We had prebooked our tickets to see Edinburgh Castle- so were locked into arriving somewhere between 9.30 and 11am. We made it!!
Our little unit is an easy walk from the Castle (about 2km straight up the Royal Mile) . In that 2km I would not have imagined there would be so many kilt makers and sellers of tartan and other wonderful things such as shortbread and hats which make you look like a hairy highland cow.
There are tiny narrow stone laneways heading off of the street every 50 yards or so with lovely names (Baker's Close, Advocate's Close) and many taverns, cafes and old grey stone buildings on either side of the narrow street.
We walked past the new houses of Parliament on the way (very modern buildings among the old ones).
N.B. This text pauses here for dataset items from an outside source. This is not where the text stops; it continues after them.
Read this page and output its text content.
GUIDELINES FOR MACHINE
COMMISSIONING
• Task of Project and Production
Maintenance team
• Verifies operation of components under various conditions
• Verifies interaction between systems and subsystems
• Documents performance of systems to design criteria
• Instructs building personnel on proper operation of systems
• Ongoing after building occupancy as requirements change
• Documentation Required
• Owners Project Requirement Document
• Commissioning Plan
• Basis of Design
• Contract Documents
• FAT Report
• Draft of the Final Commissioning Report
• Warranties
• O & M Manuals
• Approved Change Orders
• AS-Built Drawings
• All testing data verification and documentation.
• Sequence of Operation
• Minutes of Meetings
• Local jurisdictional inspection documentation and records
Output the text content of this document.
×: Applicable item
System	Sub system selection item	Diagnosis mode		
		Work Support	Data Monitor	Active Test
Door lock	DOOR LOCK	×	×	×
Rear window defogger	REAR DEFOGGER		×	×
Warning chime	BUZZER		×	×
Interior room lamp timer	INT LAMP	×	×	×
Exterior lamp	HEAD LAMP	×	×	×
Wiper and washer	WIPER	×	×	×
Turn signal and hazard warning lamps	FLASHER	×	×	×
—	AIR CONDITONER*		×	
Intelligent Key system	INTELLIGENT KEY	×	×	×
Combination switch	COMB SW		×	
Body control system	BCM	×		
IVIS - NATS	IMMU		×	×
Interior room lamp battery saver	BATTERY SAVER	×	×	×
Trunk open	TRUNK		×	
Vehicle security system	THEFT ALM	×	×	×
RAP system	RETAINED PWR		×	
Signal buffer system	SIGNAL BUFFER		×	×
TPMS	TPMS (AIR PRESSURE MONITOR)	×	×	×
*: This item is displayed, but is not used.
We spared a thought for friends at home seeing the Nicolson kiltmaker sign and Lyon Close.
The Castle is, as expected, amazing. We took up the offer of a free tour and got the basics of the Castle layout, before going off on our own to investigate the many interesting areas.
We admired the views,
saw the "Honours of Scotland" (the crown, sceptre and Sword of State) which were locked in a wooden chest for 111 years and forgotten, then found just where they had been placed!! The crown is a pretty crown with red velvet puffy bits, and the sceptre has a lovely sparkly bit (like the night sky) inside the glass bauble near the top of it. Of course photos are not allowed.
We also saw the Stone of Destiny - a precious hunk of sandstone which the monarch sat upon to seal their coronation. This was, in 1951, stolen by students on Christmas day and taken to a church 500 miles away! It sits beneath the throne in Westminster Abbey when a new British Royal is crowned. Today it was beside the crown in a glass cabinet with a security guard watching over it.
We also toured a number of museums for the Royal Scots Dragoon Guards and the Royal Scots and the Royal Regiment of Scotland. We saw how prisoners lived beneath the castle at various times, visited the amazing war memorial (looks more like a church)
and the tiny St Margaret's chapel, Built for Mary Queen of Scots, which holds only 20 people and is at the very top of the tower (the oldest building in Edinburgh). It overlooks the pet cemetery for soldier's pets and regimental mascots and the biggest cannon I have ever seen (6 tonnes).
We drank very expensive hot chocolate and ate very expensive and not very good pizza, and were pretty tired after a few hours of such activities.
We then walked home (via another much better and much cheaper cafe) to rug up some more before commencing our assault on Arthurs Seat. It seems unclear why the rock is called this - it feels like it should be about King Arthur, but maybe not. Anyway, Arthur's Seat is a craggy outcrop a long way up and it is said that it is a good place to watch the sunset.As you can see by the picture- it was grey day... not really optimal for sunsets.
We can walk out of a narrow lane at the end of our street and cross a lovely park and be in Hollyrood Park, which is where Arthur's Seat is, so there was little excuse for not going. (only the biting wind and the fading light) .
I don't think there really was a sunset, but it was certainly an impressive vantage point to look out over Edinburgh and it was lovely to see the twinkling lights coming on
and becoming brighter as we made our way down- stopping to admire the ruins of St Anthony's Chapel as we went.
As we went we joked about how we would place controls if this was an O map and what we would describe them as... little did we guess that this was used as the site of the world school games in 2008!
the route we took was pretty much the green one I think. |
Home again to some heat (actually lots of heat) and warm cups of tea, and the decision about what to have for tea. We are still undecided about what tomorrow will hold.